Show empathy and forgiveness.
Before a person with substance abuse disorder gets to the point where they finally decide it’s time to take control of their drug use, there is usually a path of destruction left behind that has negatively affected many people. During recovery, they will go through therapy that digs deeply into the consequences of their past behaviors and the creation of a plan to rebuild what addiction has destroyed. While it may seem hard to forgive the things people have said and done while their addiction was spiraling out of control, it’s important to empathize with them while they are working hard to make amends. It’s beneficial for those who love someone affected by this disease to forgive for everyone’s wellbeing. Pushing forward with positivity will not only encourage the person in recovery but also everyone else involved.

Prepare for drastic changes.
Creating a clean and drug-free atmosphere can help protect a recovering loved one during their journey to sobriety. Upon successful treatment, the threat of relapse looms everywhere. Recovery takes a long time to get used to once the initial phase of treatment has begun. It’s important to make changes around the home or during activities to ensure that there isn’t unintentional temptation around. For many people with an addiction, this means entirely changing their social lives to completely avoid falling back into old habits. While taking on these changes may seem daunting at first, they play a key role in keeping a loved one on their path to long-lasting recovery.

Recognize signs of relapse.
Every day of recovery, particularly in the beginning phases, presents a mix of challenges for someone with a substance use disorder. Especially for those who abused substances for a long time, life without feeding their addiction is completely foreign to them. A common problem is boredom. Someone in recovery may face many shifts in mood from day to day while adjusting to sober life but it’s important to help keep their minds and bodies engaged and distracted in order to occupy the space addiction once owned.

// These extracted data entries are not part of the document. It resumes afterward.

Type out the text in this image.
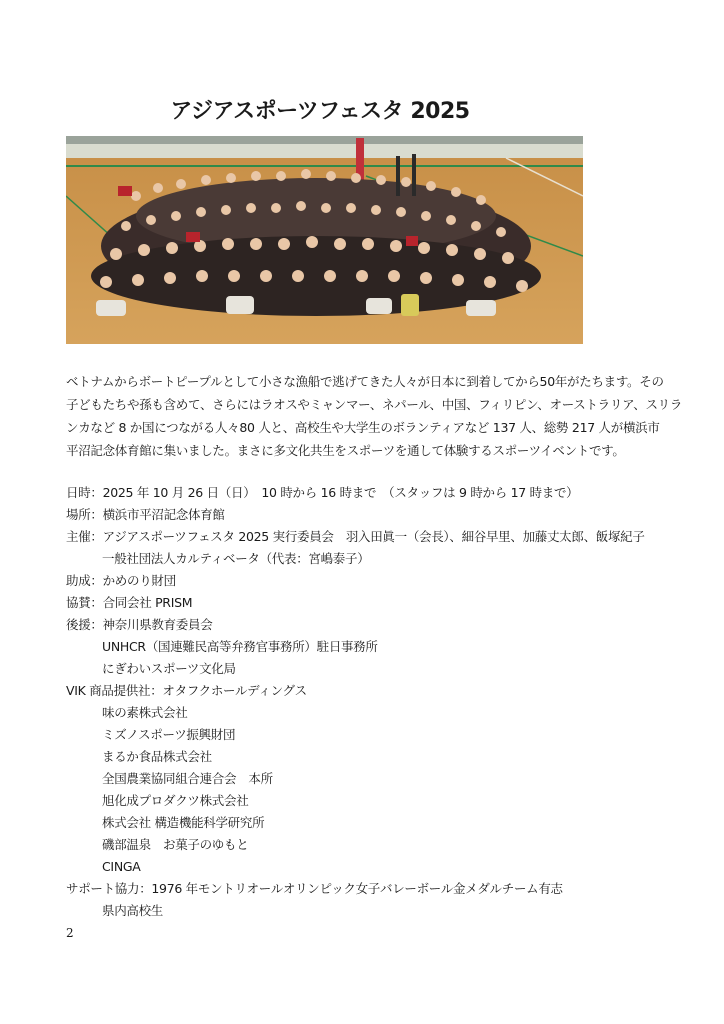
アジアスポーツフェスタ 2025
ベトナムからボートピープルとして小さな漁船で逃げてきた人々が日本に到着してから50年がたちます。その
子どもたちや孫も含めて、さらにはラオスやミャンマー、ネパール、中国、フィリピン、オーストラリア、スリラ
ンカなど 8 か国につながる人々80 人と、高校生や大学生のボランティアなど 137 人、総勢 217 人が横浜市
平沼記念体育館に集いました。まさに多文化共生をスポーツを通して体験するスポーツイベントです。
日時：2025 年 10 月 26 日（日）　10 時から 16 時まで　（スタッフは 9 時から 17 時まで）
場所：横浜市平沼記念体育館
主催：アジアスポーツフェスタ 2025 実行委員会　羽入田眞一（会長）、細谷早里、加藤丈太郎、飯塚紀子
一般社団法人カルティベータ（代表：宮嶋泰子）
助成：かめのり財団
協賛：合同会社 PRISM
後援：神奈川県教育委員会
UNHCR（国連難民高等弁務官事務所）駐日事務所
にぎわいスポーツ文化局
VIK 商品提供社：オタフクホールディングス
味の素株式会社
ミズノスポーツ振興財団
まるか食品株式会社
全国農業協同組合連合会　本所
旭化成プロダクツ株式会社
株式会社 構造機能科学研究所
磯部温泉　お菓子のゆもと
CINGA
サポート協力：1976 年モントリオールオリンピック女子バレーボール金メダルチーム有志
県内高校生
2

While relapse is common, those in recovery may feel devastated and hopeless if it occurs. They often feel as though they’ve let their support system down and will attempt to hide it in shame. Learning about the signs of relapse can help stave it off but also recognize when it lurks in the shadows.

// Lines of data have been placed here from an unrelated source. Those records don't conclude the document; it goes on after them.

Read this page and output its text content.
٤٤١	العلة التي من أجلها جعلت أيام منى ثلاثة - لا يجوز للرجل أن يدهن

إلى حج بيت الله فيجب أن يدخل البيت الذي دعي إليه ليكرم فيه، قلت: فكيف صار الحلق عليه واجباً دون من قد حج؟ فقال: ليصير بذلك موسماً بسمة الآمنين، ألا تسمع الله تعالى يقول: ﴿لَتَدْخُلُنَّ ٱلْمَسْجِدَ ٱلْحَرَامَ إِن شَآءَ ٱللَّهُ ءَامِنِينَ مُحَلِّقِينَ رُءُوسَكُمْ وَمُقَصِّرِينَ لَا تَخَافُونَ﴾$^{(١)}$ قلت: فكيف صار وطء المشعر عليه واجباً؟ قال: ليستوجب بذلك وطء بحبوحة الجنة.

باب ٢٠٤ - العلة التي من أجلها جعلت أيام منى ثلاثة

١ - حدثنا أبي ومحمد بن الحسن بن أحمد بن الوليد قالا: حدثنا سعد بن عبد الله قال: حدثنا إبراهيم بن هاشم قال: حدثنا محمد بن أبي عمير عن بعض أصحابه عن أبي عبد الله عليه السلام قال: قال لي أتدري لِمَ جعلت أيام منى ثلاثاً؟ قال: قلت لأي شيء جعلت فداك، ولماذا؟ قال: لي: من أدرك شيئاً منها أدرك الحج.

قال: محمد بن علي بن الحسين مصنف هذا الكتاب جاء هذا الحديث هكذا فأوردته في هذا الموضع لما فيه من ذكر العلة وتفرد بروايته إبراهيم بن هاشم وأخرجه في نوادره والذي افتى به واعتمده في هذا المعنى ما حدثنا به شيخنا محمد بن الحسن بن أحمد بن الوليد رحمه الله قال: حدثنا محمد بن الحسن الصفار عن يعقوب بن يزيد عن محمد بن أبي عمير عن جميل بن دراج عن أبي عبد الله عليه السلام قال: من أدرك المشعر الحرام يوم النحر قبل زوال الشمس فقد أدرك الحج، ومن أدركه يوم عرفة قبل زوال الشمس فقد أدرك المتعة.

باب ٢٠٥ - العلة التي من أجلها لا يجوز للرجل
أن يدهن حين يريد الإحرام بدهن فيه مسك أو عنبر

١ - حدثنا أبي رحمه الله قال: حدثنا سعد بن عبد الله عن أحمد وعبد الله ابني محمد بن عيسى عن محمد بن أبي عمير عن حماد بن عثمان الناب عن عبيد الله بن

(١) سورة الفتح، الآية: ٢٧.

Treat them like a regular human being.
People subconsciously tend to treat those with illnesses differently than others out of concern or consideration. However, when dealing with someone recovering from a drug use disorder, it’s important to avoid putting too much emphasis on their disease. Addiction carries a heavy stigma and it can be very discouraging when someone in recovery constantly feels judged by those around them. This means that they should be seen as a person first, then someone recovering from addiction. No matter how much someone in recovery is loved and cared for, overprotecting them or giving them special treatment can be a slippery slope. They should still be following the same social norms as everyone else in order to assure successful adjustment to a long-lasting sober life.

Exercise patience.
Those who were part of the person’s life before they chose to seek help have probably been through hard times together. There have been many times their behavior while under the influence has rigorously tested everyone’s patience. Once someone with a substance use disorder embarks on the road to recovery, an entirely new kind of patience may be required from their friends and loved ones. Mistakes are bound to happen along their way to sobriety and it’s important to prepare for such occurrences. Opening nonjudgmental and clear channels of communication where the person in recovery feels secure in expressing their fears and emotions will aid them with their long-term goals.

A well-constructed support system plays a vital role in recovery. It’s been shown that those who receive love and encouragement from friends and family are most successful in achieving lasting sobriety. Nothing hurts more than seeing a loved one suffer from a destructive disease, but there is hope on the horizon. Proper treatment, education, compassion and other tools will help everyone who is committed to achieving healthy harmony.